Data should always be sorted with maximum locality. You would typically sort on multiple fields by descending selectivity. The reason you pick multiple fields is that if any fields are not populated, you still get a decent amount of locality. A typical sort is:

  • State

  • City

  • ZIP

  • Block

  • Point

It's highly recommended that you use the Auto Field tool before you do the load. Maximizing the efficiency of packing in the fields can be huge. Before you run the Auto Field tool, you might need to trim data via a Formula tool. Especially when data comes from flat files, it can be padded with spaces. Removing these spaces can improve compression and indexing.

There is a 2^31 limit on the number of records in a Calgary Database (approximately 2 Billion). It is designed for a sweet spot of around 100-300 million records.

Record Size

The Calgary Database (*.cydb) is tuned for smaller records, at the same time, it has no limit to ultimate record size. Records over 2K bytes incur both a compression and performance penalty compared to smaller records.

There is a record size limit of 2GB in a 64-bit environment.

Compression

The initial implementation of the Calgary Database file (*.cydb) has minimal compression. It's designed for load and read speed as well as random access. Initial test results show the compression achieving factors of between 1:1 and 4:1 (25% of original size) compared to CSV files. Presuming the load was done with a good geolocated sort, between 2:1 and 3:1 can be expected. It's similar, but slightly larger than the YXDB format without the spatial index.

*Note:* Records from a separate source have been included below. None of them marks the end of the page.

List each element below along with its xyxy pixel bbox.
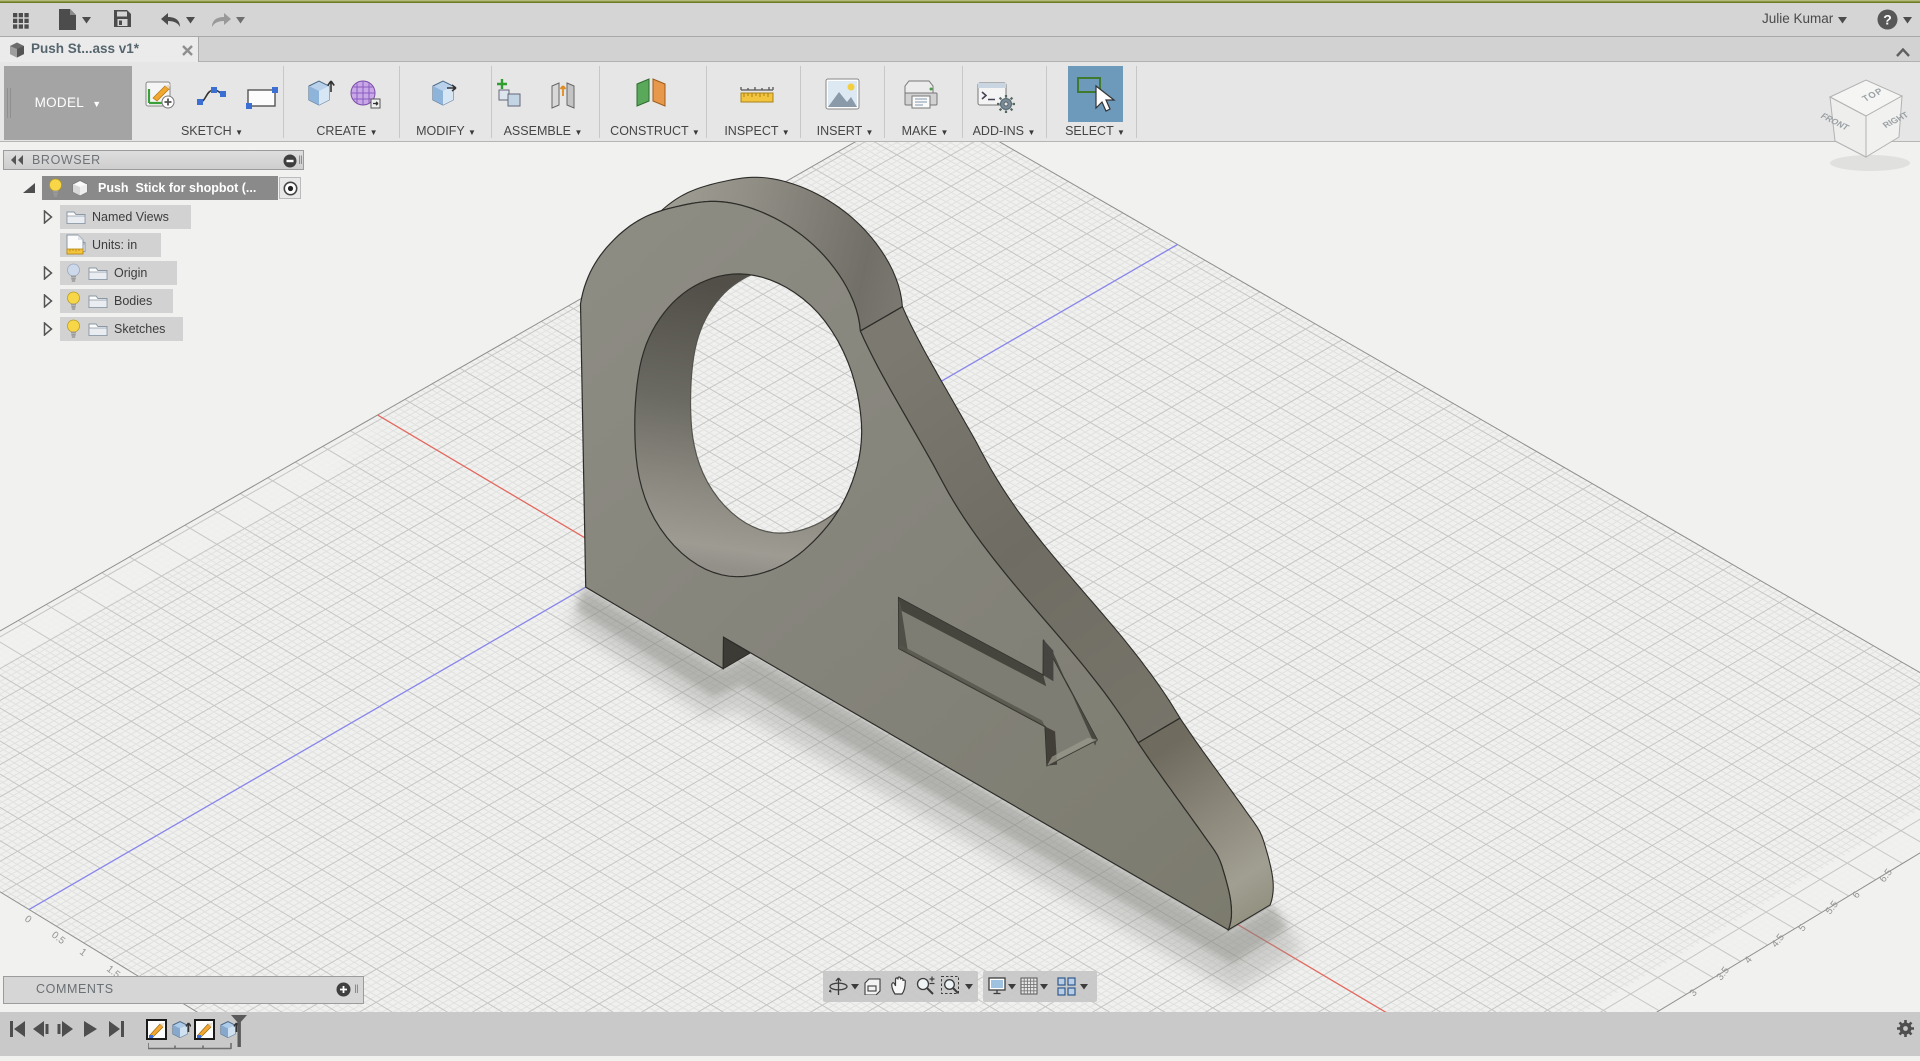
svg-text:?: ? [1883,12,1892,28]
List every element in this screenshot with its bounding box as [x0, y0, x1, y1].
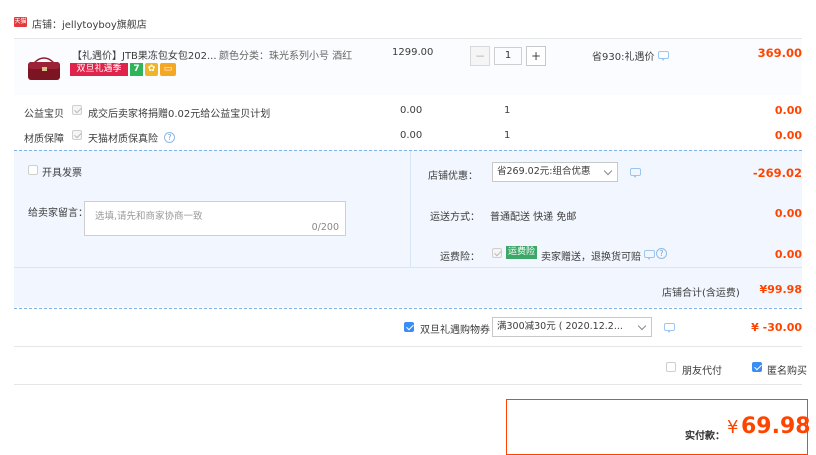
addon-label: 公益宝贝	[24, 109, 64, 120]
chevron-down-icon	[603, 166, 613, 176]
product-title[interactable]: 【礼遇价】JTB果冻包女包202...	[72, 47, 217, 62]
invoice-checkbox[interactable]	[28, 165, 38, 175]
addon-total: 0.00	[774, 104, 802, 117]
shop-icon: 天猫	[14, 17, 27, 27]
chat-icon[interactable]	[664, 323, 675, 333]
quantity-input[interactable]: 1	[494, 47, 522, 65]
addon-desc: 成交后卖家将捐赠0.02元给公益宝贝计划	[88, 109, 271, 120]
section-divider	[410, 151, 411, 267]
discount-label: 店铺优惠：	[428, 171, 478, 182]
insurance-value: 卖家赠送，退换货可赔	[541, 252, 641, 263]
item-subtotal: 369.00	[757, 46, 802, 60]
help-icon[interactable]: ?	[164, 132, 175, 143]
section-divider	[14, 308, 802, 309]
product-thumbnail[interactable]	[24, 53, 64, 83]
discount-select[interactable]: 省269.02元:组合优惠	[492, 162, 618, 182]
insurance-amount: 0.00	[774, 248, 802, 261]
addon-qty: 1	[504, 105, 511, 116]
addon-total: 0.00	[774, 129, 802, 142]
seven-day-return-icon: 7	[130, 63, 143, 76]
promo-tag: 双旦礼遇季	[70, 63, 128, 76]
guarantee-icon: ✿	[145, 63, 158, 76]
friend-pay-checkbox[interactable]	[666, 362, 676, 372]
section-divider	[14, 384, 802, 385]
quantity-plus-button[interactable]: +	[526, 46, 546, 66]
insurance-badge: 运费险	[506, 246, 538, 259]
friend-pay-label[interactable]: 朋友代付	[682, 362, 722, 377]
coupon-label: 双旦礼遇购物券	[420, 325, 490, 336]
product-sku: 颜色分类：珠光系列小号 酒红	[219, 51, 353, 62]
message-textarea[interactable]: 选填,请先和商家协商一致 0/200	[84, 201, 346, 236]
invoice-label[interactable]: 开具发票	[42, 164, 82, 179]
pay-amount: 69.98	[741, 414, 811, 439]
coupon-checkbox[interactable]	[404, 322, 414, 332]
message-placeholder: 选填,请先和商家协商一致	[95, 211, 203, 222]
addon-qty: 1	[504, 130, 511, 141]
quantity-minus-button[interactable]: −	[470, 46, 490, 66]
shop-header: 天猫 店铺：jellytoyboy旗舰店	[14, 14, 314, 31]
coupon-value: 满300减30元 ( 2020.12.2...	[497, 321, 623, 332]
addon-checkbox[interactable]	[72, 105, 82, 115]
message-counter: 0/200	[311, 222, 339, 233]
bag-image	[28, 57, 60, 80]
message-label: 给卖家留言：	[28, 208, 88, 219]
quantity-stepper: − 1 +	[470, 46, 546, 66]
insurance-label: 运费险：	[440, 252, 480, 263]
card-icon: ▭	[160, 63, 176, 76]
chevron-down-icon	[637, 321, 647, 331]
chat-icon[interactable]	[630, 168, 641, 178]
delivery-amount: 0.00	[774, 207, 802, 220]
addon-price: 0.00	[400, 130, 423, 141]
saving-text: 省930:礼遇价	[592, 52, 655, 63]
addon-row: 公益宝贝 成交后卖家将捐赠0.02元给公益宝贝计划 0.00 1 0.00	[14, 100, 802, 122]
pay-label: 实付款：	[685, 431, 725, 442]
coupon-amount: ¥ -30.00	[751, 321, 802, 334]
section-divider	[14, 267, 802, 268]
shop-name[interactable]: 店铺：jellytoyboy旗舰店	[32, 16, 147, 31]
discount-value: 省269.02元:组合优惠	[497, 166, 591, 177]
addon-desc: 天猫材质保真险	[88, 134, 158, 145]
coupon-select[interactable]: 满300减30元 ( 2020.12.2...	[492, 317, 652, 337]
anonymous-label[interactable]: 匿名购买	[767, 362, 807, 377]
pay-currency: ¥	[727, 417, 739, 438]
addon-checkbox[interactable]	[72, 130, 82, 140]
anonymous-checkbox[interactable]	[752, 362, 762, 372]
insurance-checkbox[interactable]	[492, 248, 502, 258]
addon-price: 0.00	[400, 105, 423, 116]
chat-icon[interactable]	[658, 51, 669, 61]
shop-total-amount: ¥99.98	[759, 283, 802, 296]
item-row: 【礼遇价】JTB果冻包女包202... 双旦礼遇季 7 ✿ ▭ 颜色分类：珠光系…	[14, 38, 802, 95]
order-section: 开具发票 给卖家留言： 选填,请先和商家协商一致 0/200 店铺优惠： 省26…	[14, 150, 802, 307]
addon-label: 材质保障	[24, 134, 64, 145]
delivery-label: 运送方式：	[430, 212, 480, 223]
payment-summary: 实付款： ¥ 69.98	[506, 399, 811, 455]
shop-total-label: 店铺合计(含运费)	[662, 288, 740, 299]
section-divider	[14, 346, 802, 347]
discount-amount: -269.02	[752, 166, 802, 180]
delivery-value: 普通配送 快递 免邮	[490, 212, 577, 223]
addon-row: 材质保障 天猫材质保真险 ? 0.00 1 0.00	[14, 125, 802, 147]
unit-price: 1299.00	[392, 47, 434, 58]
coupon-row: 双旦礼遇购物券 满300减30元 ( 2020.12.2... ¥ -30.00	[14, 314, 802, 342]
help-icon[interactable]: ?	[656, 248, 667, 259]
chat-icon[interactable]	[644, 250, 655, 260]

The Calgary spatial index uses 5 decimal places of accuracy for compression and speed. The YXDB spatial index uses 6 decimal places. This adds an additional round-off error of up to a maximum of 1.8 feet to Calgary indexes. In other words, it is possible that a point can be 1.8 feet inside of a polygon and be found as being outside in Calgary.

Loading

When you load Calgary Databases, you can choose to load or not load any set of fields, as well as choose to index or not index any set of fields. Only the fields that you choose to index are available for queries, and only the fields you choose for data are available for retrieval. There is no requirement that fields selected for indexes have to be loaded for retrieval and visa versa. An example of this might be the Spatial Object (Point). You might index this field so you can retrieve records spatially, but not include it in the data because you also have lat/long fields.